As regular readers will know, I’m fond of werewolf movies, so the prospect of one directed by horror legend and all-round nice guy Wes Craven was something I was eager to get my teeth into. Cursed follows a brother and sister (Jesse Eisenberg and Christina Ricci) who survive a car crash but get bitten by a wolf and, you guessed it, begin to change. Hoooooowl etc.
Now, I love Wes Craven. He’s one of my favourite directors (and tweeters) whose ability to fuse exploitation thrills with intelligent substance is perhaps unparalleled in horror cinema. So it causes me genuine pain, like killing a loved one because they’ve become a werewolf, to admit that Cursed is pretty lame.
The script is by Kevin Williamson, who wrote Wes Craven’s Scream movies and tries to go for a similar combination of comedy and horror albeit without the meta-analysis of the genre. The problem is that it’s neither funny nor scary, ultimately feeling toothless and sub-Buffy the Vampire Slayer. To an extent that’s inevitable, given the impressive shadow cast by Buffy. But one gag, involving a misunderstanding over lycanthropy and homosexuality, is lifted directly and shamelessly from Joss Whedon’s seminal show.
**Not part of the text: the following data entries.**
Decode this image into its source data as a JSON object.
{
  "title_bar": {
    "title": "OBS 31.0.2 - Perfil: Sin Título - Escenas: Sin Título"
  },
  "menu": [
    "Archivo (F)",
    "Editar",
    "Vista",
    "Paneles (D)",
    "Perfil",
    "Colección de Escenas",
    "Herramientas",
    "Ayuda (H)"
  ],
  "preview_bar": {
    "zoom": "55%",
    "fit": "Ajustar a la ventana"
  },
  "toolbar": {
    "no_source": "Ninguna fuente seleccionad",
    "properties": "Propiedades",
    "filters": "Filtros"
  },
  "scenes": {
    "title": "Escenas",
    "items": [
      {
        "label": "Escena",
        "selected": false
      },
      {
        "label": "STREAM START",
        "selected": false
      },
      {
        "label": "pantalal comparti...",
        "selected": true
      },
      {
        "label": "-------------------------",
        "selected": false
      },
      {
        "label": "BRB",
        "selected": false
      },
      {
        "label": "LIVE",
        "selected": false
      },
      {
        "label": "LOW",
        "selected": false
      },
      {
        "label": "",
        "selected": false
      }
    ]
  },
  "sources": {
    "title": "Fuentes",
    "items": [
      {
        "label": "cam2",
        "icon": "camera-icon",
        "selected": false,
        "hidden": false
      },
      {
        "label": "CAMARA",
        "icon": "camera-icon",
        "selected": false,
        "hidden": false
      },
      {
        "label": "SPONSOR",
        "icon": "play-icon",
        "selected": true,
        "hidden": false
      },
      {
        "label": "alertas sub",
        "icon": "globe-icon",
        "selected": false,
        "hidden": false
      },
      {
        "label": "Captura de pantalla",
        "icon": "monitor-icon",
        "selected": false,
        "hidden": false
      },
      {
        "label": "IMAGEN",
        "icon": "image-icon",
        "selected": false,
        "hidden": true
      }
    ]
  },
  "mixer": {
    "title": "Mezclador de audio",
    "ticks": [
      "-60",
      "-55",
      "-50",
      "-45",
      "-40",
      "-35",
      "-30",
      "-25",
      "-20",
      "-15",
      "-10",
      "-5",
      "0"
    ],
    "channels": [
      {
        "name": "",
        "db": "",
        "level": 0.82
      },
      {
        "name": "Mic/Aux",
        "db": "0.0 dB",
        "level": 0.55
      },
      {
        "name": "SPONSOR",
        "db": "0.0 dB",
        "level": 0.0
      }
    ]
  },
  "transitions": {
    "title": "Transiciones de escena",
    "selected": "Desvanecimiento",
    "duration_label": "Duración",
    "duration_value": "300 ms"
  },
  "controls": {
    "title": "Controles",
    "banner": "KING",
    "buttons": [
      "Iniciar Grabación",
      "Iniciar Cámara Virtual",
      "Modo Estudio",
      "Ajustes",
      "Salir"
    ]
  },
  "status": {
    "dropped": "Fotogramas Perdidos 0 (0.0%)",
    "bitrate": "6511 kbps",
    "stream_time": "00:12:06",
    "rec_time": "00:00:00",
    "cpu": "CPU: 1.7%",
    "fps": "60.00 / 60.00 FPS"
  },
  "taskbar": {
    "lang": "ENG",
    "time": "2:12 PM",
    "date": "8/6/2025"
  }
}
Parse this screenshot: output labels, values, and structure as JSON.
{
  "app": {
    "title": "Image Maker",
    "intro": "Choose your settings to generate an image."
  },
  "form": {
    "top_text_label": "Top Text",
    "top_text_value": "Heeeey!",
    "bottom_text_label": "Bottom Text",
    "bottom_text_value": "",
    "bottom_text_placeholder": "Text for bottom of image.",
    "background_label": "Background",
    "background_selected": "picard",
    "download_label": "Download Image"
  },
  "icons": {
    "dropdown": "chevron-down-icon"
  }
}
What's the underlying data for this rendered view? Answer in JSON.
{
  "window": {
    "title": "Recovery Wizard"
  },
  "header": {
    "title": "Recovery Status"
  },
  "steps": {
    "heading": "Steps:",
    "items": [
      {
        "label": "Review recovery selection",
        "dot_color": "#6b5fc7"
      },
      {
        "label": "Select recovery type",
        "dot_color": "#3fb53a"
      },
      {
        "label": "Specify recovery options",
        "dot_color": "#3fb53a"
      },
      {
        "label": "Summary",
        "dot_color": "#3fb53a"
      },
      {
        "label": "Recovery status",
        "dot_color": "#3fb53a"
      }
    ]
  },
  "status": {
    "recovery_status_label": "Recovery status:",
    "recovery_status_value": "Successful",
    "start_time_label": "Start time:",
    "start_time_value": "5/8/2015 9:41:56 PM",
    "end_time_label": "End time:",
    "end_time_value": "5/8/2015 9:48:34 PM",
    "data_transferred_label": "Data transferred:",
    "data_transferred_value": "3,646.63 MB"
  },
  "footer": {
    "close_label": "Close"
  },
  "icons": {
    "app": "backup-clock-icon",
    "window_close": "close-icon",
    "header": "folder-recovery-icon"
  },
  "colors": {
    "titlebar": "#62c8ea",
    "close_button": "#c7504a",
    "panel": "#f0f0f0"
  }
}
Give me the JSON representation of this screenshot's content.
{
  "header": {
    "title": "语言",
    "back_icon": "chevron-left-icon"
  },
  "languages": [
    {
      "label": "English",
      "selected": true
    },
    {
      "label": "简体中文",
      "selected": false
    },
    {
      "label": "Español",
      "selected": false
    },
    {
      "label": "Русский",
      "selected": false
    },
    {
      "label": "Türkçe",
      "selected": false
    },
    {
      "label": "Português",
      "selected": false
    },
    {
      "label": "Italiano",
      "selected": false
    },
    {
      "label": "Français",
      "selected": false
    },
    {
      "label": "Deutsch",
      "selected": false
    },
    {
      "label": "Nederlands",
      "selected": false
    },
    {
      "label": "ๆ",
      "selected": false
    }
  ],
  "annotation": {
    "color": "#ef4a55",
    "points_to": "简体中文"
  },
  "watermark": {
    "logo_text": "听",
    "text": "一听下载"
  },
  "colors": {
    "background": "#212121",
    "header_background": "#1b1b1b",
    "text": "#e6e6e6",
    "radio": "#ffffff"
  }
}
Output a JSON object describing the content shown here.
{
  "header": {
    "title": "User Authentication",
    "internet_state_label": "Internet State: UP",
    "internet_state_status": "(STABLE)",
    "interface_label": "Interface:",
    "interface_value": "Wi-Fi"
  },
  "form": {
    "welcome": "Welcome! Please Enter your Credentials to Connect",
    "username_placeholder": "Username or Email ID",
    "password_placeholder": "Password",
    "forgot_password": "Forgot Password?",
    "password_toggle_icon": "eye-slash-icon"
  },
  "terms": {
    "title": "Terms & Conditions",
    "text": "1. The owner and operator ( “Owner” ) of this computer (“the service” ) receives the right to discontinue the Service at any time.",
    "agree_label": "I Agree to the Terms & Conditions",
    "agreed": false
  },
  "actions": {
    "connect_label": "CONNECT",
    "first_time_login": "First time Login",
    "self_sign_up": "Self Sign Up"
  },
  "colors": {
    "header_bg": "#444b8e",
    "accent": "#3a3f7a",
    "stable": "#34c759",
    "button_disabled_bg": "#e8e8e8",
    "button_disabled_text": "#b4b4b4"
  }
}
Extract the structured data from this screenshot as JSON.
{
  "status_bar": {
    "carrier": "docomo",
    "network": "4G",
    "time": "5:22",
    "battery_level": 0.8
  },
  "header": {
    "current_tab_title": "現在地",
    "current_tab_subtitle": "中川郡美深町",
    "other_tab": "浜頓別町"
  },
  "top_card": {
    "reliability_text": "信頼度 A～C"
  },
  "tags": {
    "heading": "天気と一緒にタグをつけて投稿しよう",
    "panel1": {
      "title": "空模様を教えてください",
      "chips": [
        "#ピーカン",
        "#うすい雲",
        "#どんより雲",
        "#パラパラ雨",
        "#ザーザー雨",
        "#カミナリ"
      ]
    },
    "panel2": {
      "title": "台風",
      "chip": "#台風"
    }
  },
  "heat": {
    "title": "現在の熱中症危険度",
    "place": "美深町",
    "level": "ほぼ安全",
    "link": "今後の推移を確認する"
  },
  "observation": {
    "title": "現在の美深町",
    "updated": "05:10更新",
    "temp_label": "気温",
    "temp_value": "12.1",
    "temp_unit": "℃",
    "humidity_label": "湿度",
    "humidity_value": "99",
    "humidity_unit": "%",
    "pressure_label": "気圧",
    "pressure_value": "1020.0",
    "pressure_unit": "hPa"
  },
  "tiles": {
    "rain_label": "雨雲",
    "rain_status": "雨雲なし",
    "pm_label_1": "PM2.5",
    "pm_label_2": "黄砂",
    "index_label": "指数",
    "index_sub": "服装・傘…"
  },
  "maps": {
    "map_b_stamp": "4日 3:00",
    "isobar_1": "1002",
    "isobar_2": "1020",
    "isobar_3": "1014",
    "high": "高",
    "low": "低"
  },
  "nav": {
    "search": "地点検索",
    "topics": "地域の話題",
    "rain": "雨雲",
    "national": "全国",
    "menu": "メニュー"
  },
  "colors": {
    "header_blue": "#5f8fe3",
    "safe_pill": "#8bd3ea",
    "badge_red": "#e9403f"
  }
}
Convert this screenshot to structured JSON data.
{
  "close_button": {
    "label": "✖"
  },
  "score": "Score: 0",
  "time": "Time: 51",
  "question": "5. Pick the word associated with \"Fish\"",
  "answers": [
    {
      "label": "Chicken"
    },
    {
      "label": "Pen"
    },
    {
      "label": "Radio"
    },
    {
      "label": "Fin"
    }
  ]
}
Then there’s what I’ll call The Catwoman Effect. In Catwoman, Halle Berry is resurrected by magic cats and begins her transformation into the feline femme fatale – a transformation which, in a hilariously misjudged move by the filmmakers, sees her develop the characteristics of a domestic cat. So our noble hero starts to lap up milk, becomes distracted by shiny things, and presumably licks her own genitals but they don’t show that bit.
In Cursed a similar thing happens but with dogs. It’s not quite as bad as in Catwoman but the sight of Christina Ricci craving raw meat and sniffing people is fabulously stupid. And like Halle Berry, whose superpowers require that she swap her sensible clothes for a leather fetish outfit, Christina Ricci’s transformation includes letting her hair down and no longer wearing a bra. They don’t mention that bit in werewolf folklore.
While Catwoman had wobbly CGI cats, this has weightless CGI werewolves which completely fail to convince. If An American Werewolf in London has the best cinematic werewolf transformation, and it does, Cursed has the worst. All the cheap computer graphics are particularly depressing given the innovative practical effects which characterised Wes Craven’s A Nightmare on Elm Street.
All that really stops this movie from being as bad as its opening car crash is Jesse Eisenberg, whose talent as a comic actor makes him an excellent screen presence. Oh and brief appearances from Parks and Recreation’s Nick Offerman and Arrested Development’s Portia de Rossi and Judy Greer. Beyond that, Cursed succeeds only as proof that we all make mistakes. Even Wes Craven.